The J. Leonard Lackman House is located on Imperial Avenue in Cohoes, New York, United States. Lackman was a local gunsmith and locksmith. His descendants still own and reside in the house as of 2009.

It was built in the late 19th century in the then-popular Queen Anne architectural style. In 1998 it was added to the National Register of Historic Places.


The house is a two-story, two-bay wood frame dwelling on a stone foundation. The first story is sided in clapboard; the second in imbricate shingle, flaring out at the floor line slightly. Both are currently painted different colors. The roof is steeply pitched and gabled.

The mass of the house is broken up on every side in different ways, most noticeably at the front. The facade there, facing the street to the west, features the entrance's double wooden doors inside an enclosed porch on the north bay. It in turn has a pedimented roof. Above it rises a small turret with a window in the chamfered north and west and columns that rise to support a steep conical spirelet. To the south of the porch is a large, projecting bay window. This is topped with an overhanging bay on the second story and then the overhanging gabled dormer above it, bracketed by carved swags.
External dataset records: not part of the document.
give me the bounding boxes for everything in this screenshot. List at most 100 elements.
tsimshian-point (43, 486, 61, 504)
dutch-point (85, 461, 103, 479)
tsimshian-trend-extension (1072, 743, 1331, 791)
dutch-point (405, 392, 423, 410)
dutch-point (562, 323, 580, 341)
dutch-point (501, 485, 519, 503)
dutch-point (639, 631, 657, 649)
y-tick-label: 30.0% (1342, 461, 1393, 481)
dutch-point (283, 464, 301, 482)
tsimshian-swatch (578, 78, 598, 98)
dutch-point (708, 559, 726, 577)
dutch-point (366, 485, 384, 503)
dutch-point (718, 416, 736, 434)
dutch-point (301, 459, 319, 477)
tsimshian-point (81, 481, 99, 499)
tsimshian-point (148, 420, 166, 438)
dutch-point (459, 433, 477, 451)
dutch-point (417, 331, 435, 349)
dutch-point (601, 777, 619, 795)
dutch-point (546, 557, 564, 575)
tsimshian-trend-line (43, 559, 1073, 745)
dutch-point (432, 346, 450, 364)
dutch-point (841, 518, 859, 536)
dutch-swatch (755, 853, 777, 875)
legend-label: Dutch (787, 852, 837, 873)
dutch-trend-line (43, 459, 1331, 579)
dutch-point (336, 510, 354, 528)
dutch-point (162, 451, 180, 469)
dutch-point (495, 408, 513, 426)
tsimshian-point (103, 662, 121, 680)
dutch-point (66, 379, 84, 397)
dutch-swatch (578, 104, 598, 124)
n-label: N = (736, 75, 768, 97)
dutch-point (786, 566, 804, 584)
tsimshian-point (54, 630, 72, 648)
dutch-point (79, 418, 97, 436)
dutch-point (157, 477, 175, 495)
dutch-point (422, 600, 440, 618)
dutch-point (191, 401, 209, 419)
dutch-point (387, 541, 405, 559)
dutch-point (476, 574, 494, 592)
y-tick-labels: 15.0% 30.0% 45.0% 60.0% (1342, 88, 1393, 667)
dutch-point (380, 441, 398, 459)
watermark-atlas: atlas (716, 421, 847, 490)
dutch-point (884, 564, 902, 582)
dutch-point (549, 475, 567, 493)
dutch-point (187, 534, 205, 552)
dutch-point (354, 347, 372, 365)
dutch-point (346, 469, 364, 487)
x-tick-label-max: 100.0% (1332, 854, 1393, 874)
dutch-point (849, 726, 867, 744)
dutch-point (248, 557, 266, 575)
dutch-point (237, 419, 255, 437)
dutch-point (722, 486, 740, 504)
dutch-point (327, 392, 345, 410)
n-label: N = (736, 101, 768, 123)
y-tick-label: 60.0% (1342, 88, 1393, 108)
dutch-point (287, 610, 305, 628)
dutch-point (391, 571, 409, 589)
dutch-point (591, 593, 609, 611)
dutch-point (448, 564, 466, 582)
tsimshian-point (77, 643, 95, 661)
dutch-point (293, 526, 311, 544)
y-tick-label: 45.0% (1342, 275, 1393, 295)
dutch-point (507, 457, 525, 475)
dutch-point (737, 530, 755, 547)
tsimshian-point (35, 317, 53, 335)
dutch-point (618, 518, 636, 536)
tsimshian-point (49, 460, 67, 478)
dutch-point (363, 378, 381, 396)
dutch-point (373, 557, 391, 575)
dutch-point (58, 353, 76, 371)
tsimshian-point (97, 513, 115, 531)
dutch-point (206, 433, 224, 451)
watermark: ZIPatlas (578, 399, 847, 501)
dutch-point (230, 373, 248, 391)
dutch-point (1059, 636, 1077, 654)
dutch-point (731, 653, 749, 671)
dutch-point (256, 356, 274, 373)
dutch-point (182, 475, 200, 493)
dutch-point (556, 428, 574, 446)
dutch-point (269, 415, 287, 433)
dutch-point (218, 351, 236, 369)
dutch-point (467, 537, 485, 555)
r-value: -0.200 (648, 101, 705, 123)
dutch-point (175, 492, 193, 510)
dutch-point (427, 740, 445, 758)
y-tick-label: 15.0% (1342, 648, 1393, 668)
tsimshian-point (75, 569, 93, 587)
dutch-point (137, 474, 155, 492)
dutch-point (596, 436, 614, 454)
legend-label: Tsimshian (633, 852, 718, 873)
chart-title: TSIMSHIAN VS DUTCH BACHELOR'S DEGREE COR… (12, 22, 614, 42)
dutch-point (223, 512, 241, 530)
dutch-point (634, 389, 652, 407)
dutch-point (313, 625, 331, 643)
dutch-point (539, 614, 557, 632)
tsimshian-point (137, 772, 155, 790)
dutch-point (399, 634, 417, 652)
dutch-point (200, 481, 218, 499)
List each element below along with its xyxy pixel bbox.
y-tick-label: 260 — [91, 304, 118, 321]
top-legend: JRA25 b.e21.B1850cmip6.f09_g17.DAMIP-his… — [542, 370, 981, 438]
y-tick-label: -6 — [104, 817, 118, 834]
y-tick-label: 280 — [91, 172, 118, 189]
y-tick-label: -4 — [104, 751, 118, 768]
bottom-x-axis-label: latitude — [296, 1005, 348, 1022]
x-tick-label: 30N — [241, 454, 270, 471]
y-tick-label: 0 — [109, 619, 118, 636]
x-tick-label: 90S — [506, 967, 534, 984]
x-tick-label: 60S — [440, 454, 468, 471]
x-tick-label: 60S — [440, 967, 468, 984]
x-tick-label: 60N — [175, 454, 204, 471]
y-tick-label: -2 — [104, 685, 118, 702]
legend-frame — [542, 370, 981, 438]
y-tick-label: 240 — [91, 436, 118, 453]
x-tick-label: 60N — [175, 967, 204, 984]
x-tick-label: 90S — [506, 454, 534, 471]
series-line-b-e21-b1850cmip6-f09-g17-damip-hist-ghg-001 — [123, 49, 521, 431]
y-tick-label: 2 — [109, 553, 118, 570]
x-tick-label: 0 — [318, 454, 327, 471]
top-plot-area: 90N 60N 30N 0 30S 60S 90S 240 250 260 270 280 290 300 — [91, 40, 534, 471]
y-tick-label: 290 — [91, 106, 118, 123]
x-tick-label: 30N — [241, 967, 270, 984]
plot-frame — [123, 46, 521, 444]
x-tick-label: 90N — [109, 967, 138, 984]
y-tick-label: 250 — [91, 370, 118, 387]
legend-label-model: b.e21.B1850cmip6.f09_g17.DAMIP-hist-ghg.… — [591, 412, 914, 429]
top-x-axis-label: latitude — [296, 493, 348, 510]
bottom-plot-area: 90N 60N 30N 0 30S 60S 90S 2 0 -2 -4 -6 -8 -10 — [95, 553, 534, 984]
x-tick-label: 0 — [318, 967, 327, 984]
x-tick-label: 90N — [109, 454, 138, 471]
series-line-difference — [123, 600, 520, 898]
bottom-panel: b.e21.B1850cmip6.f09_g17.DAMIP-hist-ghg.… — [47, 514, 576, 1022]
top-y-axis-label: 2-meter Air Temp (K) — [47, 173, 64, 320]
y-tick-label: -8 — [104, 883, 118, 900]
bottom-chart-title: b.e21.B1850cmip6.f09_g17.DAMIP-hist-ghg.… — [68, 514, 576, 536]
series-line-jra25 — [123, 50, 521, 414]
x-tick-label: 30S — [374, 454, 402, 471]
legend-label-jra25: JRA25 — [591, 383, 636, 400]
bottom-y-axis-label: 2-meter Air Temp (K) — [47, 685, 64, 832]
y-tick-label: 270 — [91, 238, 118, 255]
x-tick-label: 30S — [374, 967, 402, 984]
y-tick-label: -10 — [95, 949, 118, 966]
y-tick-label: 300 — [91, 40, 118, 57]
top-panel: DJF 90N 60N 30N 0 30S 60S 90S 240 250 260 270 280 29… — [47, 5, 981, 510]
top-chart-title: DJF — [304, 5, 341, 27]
On the north, the profile is broken by a projecting bay as well, on both stories, supporting another gable with carved swag brackets. A nearby stair bay is lit by a round-topped stained glass window. The south elevation features an enclosed brick porch with corbeled columns supporting a frieze at the flared roofline. Another porch, this time wooden, is on the east (rear) facade, which offers a view over downtown Cohoes and the Hudson River.

The interior has seen little change. Many of its decorative features survive, such as the wall plaster, door surrounds, architraves, patterned metal ceilings and mantels. The entry hall, its newel-posted stairway lit by the stained-glass window on the north profile, has an inlaid parquet floor, delicate fireplace and mantel.